A cette époque, vous ne lisez pas seulement, vous écrivez
aussi…
Oui, entre mes 16 et 17 ans, j’ai rédigé un roman épistolaire
assez baroque, trop « grandiloquent », diriez-vous, sur la civilisation incae. C’est l’histoire imaginaire du dernier des Indiens.
Il raconte l’effondrement de sa civilisation dans des lettres
qu’on aurait retrouvées des siècles plus tard. Mais je n’étais pas
vraiment content de ce texte. Depuis, je l’ai plusieurs fois retravaillé sans arriver à ce dont je rêverais. Peut-être finirai-je par
oser le publier.
A 16 ans, vous vous dites : « Je serai écrivain » ?
Oui, j’en suis alors convaincu. C’est mon unique vocation. Une
vocation que, avant d’être ma femme, Brigitte, quand elle était ma
prof de français, avait partagée et encouragée. Confidence pour
confidence, j’ai écrit deux autres romans et aussi des poèmes…
“JE NE METS RIEN AU-DESSUS DE L’ÉCRITURE”

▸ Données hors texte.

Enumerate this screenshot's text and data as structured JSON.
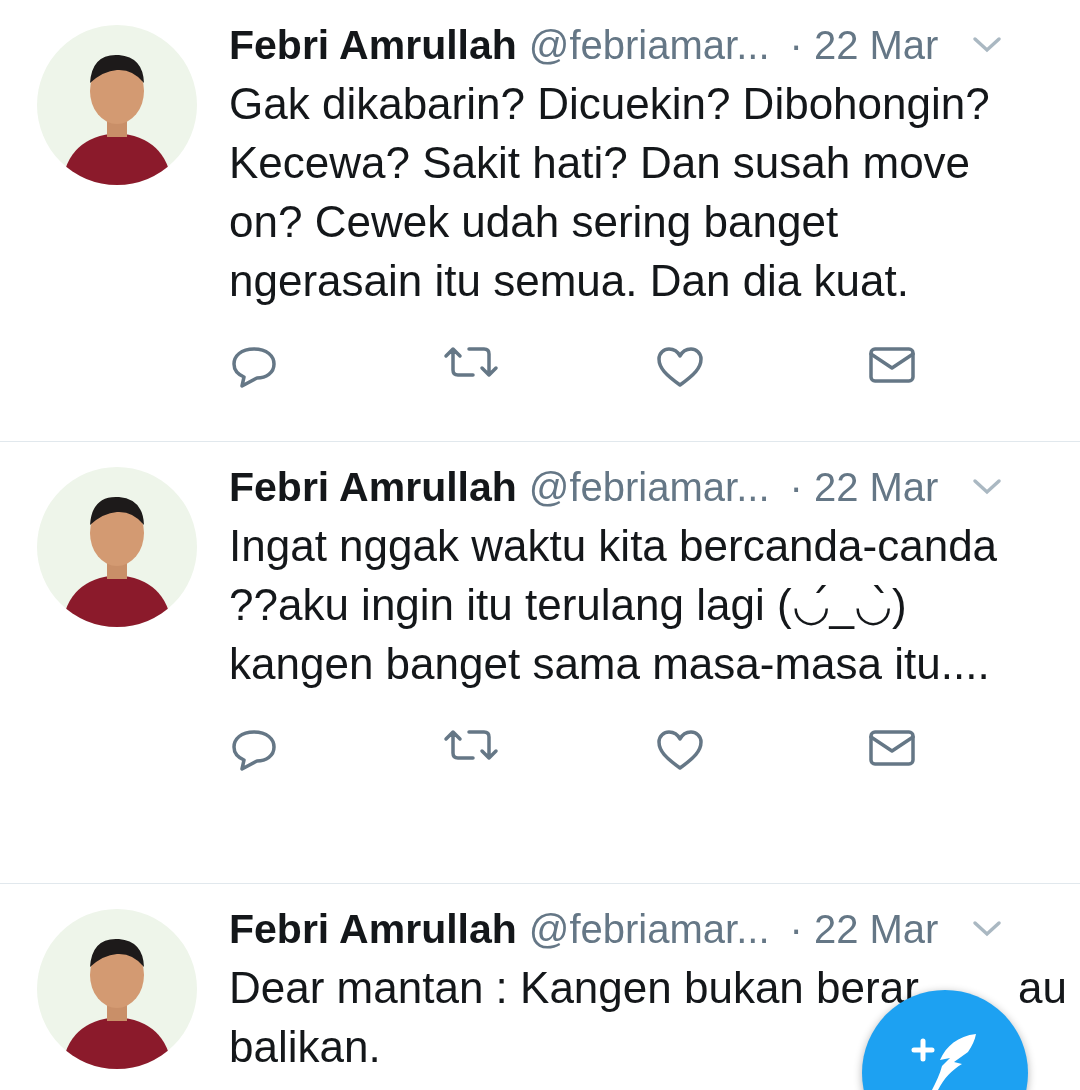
{
  "tweets": [
    {
      "name": "Febri Amrullah",
      "handle": "@febriamar...",
      "date": "· 22 Mar",
      "text": "Gak dikabarin? Dicuekin? Dibohongin? Kecewa? Sakit hati? Dan susah move on? Cewek udah sering banget ngerasain itu semua. Dan dia kuat."
    },
    {
      "name": "Febri Amrullah",
      "handle": "@febriamar...",
      "date": "· 22 Mar",
      "text": "Ingat nggak waktu kita bercanda-canda ??aku ingin itu terulang lagi (◡́_◡̀) kangen banget sama masa-masa itu...."
    },
    {
      "name": "Febri Amrullah",
      "handle": "@febriamar...",
      "date": "· 22 Mar",
      "text": "Dear mantan : Kangen bukan berar",
      "text_after_button": "au",
      "text_line_2": "balikan."
    }
  ]
}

Etes-vous sûr que vous auriez eu la vanité et l’humilité de
devenir écrivain ?
La vanité, oui, l’humilité, non. J’avais une envie de combats et
un besoin de mêlées qui ne correspondaient pas à une vie d’écrivain. Mais j’ai gardé de ce temps-là un rapport traumatique avec
l’écriture. Vous n’imaginez pas ce que j’ai sué et souffert à écrire,
seul, mon livre « Révolution » (XO Editions, 2016), alors que
j’étais ministre. J’ai bien dû le reprendre et le corriger plus de
quinze fois ! Or, ce livre sur lequel je peinais nourrissait tous mes
discours. En Marche ! est né de ce que j’ai écrit pendant l’été 2015.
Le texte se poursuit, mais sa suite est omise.